宮城康博blog

沖縄・自治・徒然…Ten Thousand Light-Years from Home

南米

朝日新聞のウェブ版で「ベネズエラ大統領選、チャベス氏3選確実」が報じられている。

わたしは南米ベネズエラの経済や社会について特に知識があるわけでもないので、この記事についてどうこういうつもりはないが、チャベス氏がブッシュ米大統領を「悪魔」と断じた国連演説の大部分に共感を覚えている。そのことを書いておきたい。

チャベス氏の国連演説は、Emerging Revolution in the Southというブログで全文が紹介されています。国連のウェブページから演説の映像が配信されているが、チャベス氏自身のスペイン語演説の映像をみると、欠席したアメリカの空席も映し出され、氏の演説に対する拍手や会場のどよめきなど臨場感を感じられる。決して日本の政治家が中傷するように孤立した反米主義とは思えない。

2006年9月21日に行なわれたチャベス氏の国連演説は、ノーム・チョムスキーによる覇権か、生存か―アメリカの世界戦略と人類の未来』(集英社新書)を、《北米帝国主義の覇権的な野心が、人類の生存を危機にさらしていることを理解するのに最適な本です》と紹介することからはじまる。そして、

この本をまず読むべき人々は米国の兄弟姉妹たちである、と私は思います。なぜなら彼らにとっての脅威は彼ら自身の家にあるからです。悪魔〔el diablo〕は本国にいます。悪魔、悪魔彼自身はこの家にいます。

そして悪魔は昨日ここにやって来ました。(拍手)

昨日、悪魔はここに来ました。正にこの場所に。ちょうどここに。〔十字を切る〕今日となっても未だに硫黄の臭いがします。私の目の前にあるこのテーブルは。

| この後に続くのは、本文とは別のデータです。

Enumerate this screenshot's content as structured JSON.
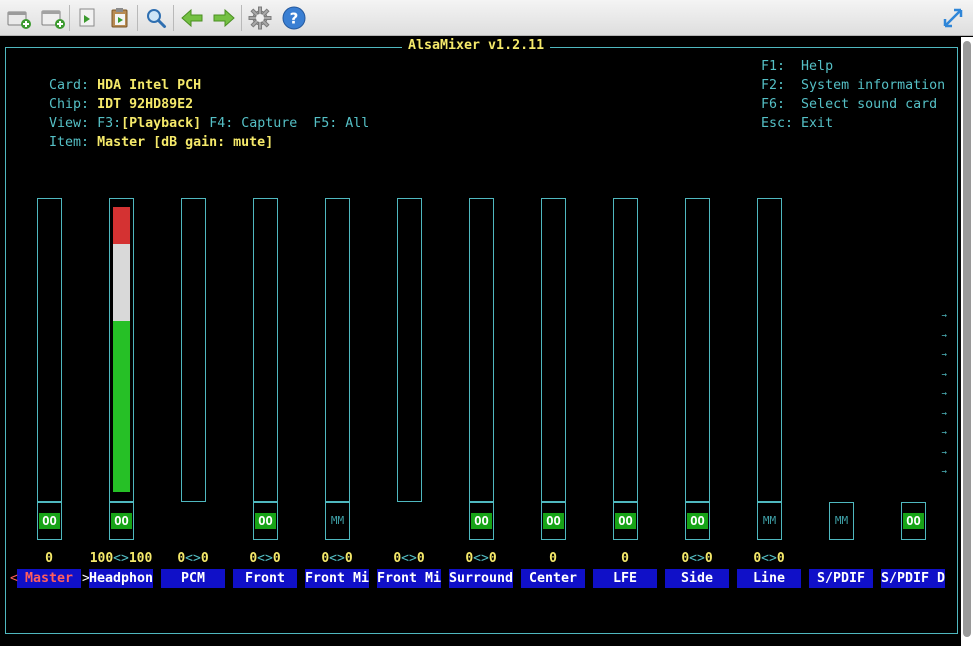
{
  "toolbar": {
    "buttons": [
      {
        "icon": "new-terminal-icon"
      },
      {
        "icon": "new-tab-icon"
      },
      {
        "icon": "copy-icon"
      },
      {
        "icon": "paste-icon"
      },
      {
        "icon": "search-icon"
      },
      {
        "icon": "back-arrow-icon"
      },
      {
        "icon": "forward-arrow-icon"
      },
      {
        "icon": "gear-icon"
      },
      {
        "icon": "help-icon"
      },
      {
        "icon": "fullscreen-icon"
      }
    ]
  },
  "mixer": {
    "title": "AlsaMixer v1.2.11",
    "card_label": "Card:",
    "card_value": "HDA Intel PCH",
    "chip_label": "Chip:",
    "chip_value": "IDT 92HD89E2",
    "view_label": "View:",
    "view_f3_key": "F3:",
    "view_f3": "[Playback]",
    "view_f4": "F4: Capture",
    "view_f5": "F5: All",
    "item_label": "Item:",
    "item_value": "Master [dB gain: mute]",
    "help": [
      {
        "key": "F1:",
        "text": "Help"
      },
      {
        "key": "F2:",
        "text": "System information"
      },
      {
        "key": "F6:",
        "text": "Select sound card"
      },
      {
        "key": "Esc:",
        "text": "Exit"
      }
    ],
    "channels": [
      {
        "name": "Master",
        "volume": "0",
        "switch": "OO",
        "has_gauge": true,
        "level_percent": 0,
        "selected": true
      },
      {
        "name": "Headphon",
        "volume": "100<>100",
        "switch": "OO",
        "has_gauge": true,
        "level_percent": 100,
        "selected": false
      },
      {
        "name": "PCM",
        "volume": "0<>0",
        "switch": "",
        "has_gauge": true,
        "level_percent": 0,
        "selected": false
      },
      {
        "name": "Front",
        "volume": "0<>0",
        "switch": "OO",
        "has_gauge": true,
        "level_percent": 0,
        "selected": false
      },
      {
        "name": "Front Mi",
        "volume": "0<>0",
        "switch": "MM",
        "has_gauge": true,
        "level_percent": 0,
        "selected": false
      },
      {
        "name": "Front Mi",
        "volume": "0<>0",
        "switch": "",
        "has_gauge": true,
        "level_percent": 0,
        "selected": false
      },
      {
        "name": "Surround",
        "volume": "0<>0",
        "switch": "OO",
        "has_gauge": true,
        "level_percent": 0,
        "selected": false
      },
      {
        "name": "Center",
        "volume": "0",
        "switch": "OO",
        "has_gauge": true,
        "level_percent": 0,
        "selected": false
      },
      {
        "name": "LFE",
        "volume": "0",
        "switch": "OO",
        "has_gauge": true,
        "level_percent": 0,
        "selected": false
      },
      {
        "name": "Side",
        "volume": "0<>0",
        "switch": "OO",
        "has_gauge": true,
        "level_percent": 0,
        "selected": false
      },
      {
        "name": "Line",
        "volume": "0<>0",
        "switch": "MM",
        "has_gauge": true,
        "level_percent": 0,
        "selected": false
      },
      {
        "name": "S/PDIF",
        "volume": "",
        "switch": "MM",
        "has_gauge": false,
        "level_percent": 0,
        "selected": false
      },
      {
        "name": "S/PDIF D",
        "volume": "",
        "switch": "OO",
        "has_gauge": false,
        "level_percent": 0,
        "selected": false
      }
    ],
    "select_left": "<",
    "select_right": ">",
    "colors": {
      "frame": "#4fb8bf",
      "label": "#55c0c6",
      "value": "#f5e96a",
      "channel_bg": "#1010c8",
      "selected_name": "#ff5e5e",
      "switch_on": "#17a317",
      "gauge_high": "#d43232",
      "gauge_mid": "#d9d9d9",
      "gauge_low": "#26c026"
    }
  }
}
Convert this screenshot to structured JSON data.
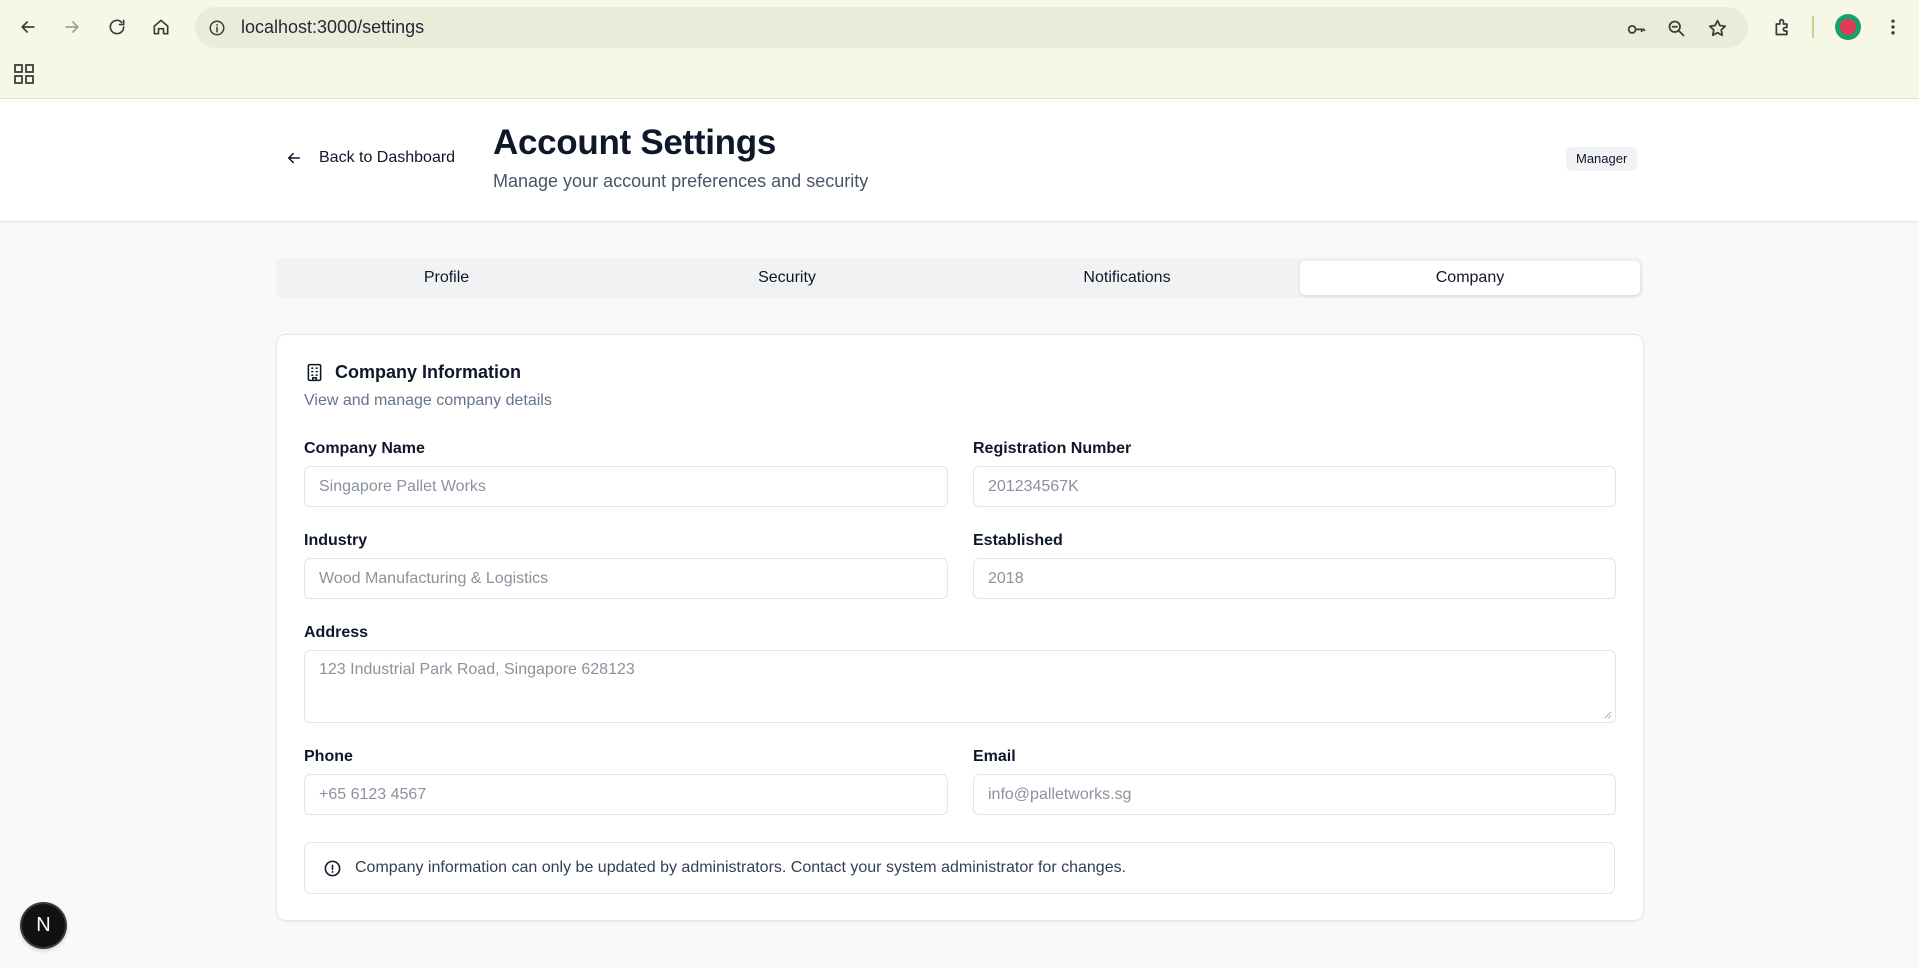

皆さん、昨日この演壇から、私が悪魔と呼んだ紳士である米国大統領は、ここに上り、まるで彼が世界を所有しているかのように語りました。全くもって。世界の所有者として。

チャベス氏の演説は、ブッシュ米大統領を赤裸々に適切に非難しています。誹謗中傷と捉える人もいるでしょうが、誹謗は当たっているかもしれないが複数の事実に基づく根拠があり中傷とするのは誤り。

彼らは彼らが民主主義のモデルを課したいと言います。だがそれは彼らの民主主義モデルです。それはエリートの偽りの民主主義であり、私の意見では、兵器や爆弾や武器を発射することによって強いられるという、とても独創的な民主主義です。

今月中には退任なされるアナン国連事務総長が「独裁下より悪化」「内戦に近づいている」(ニューヨーク3日共同)と語るイラクの現状を考えると、アメリカの犯した誤りは明白であり、その罪と責任は重い。「とても独創的な民主主義」を日本は支持し続けている。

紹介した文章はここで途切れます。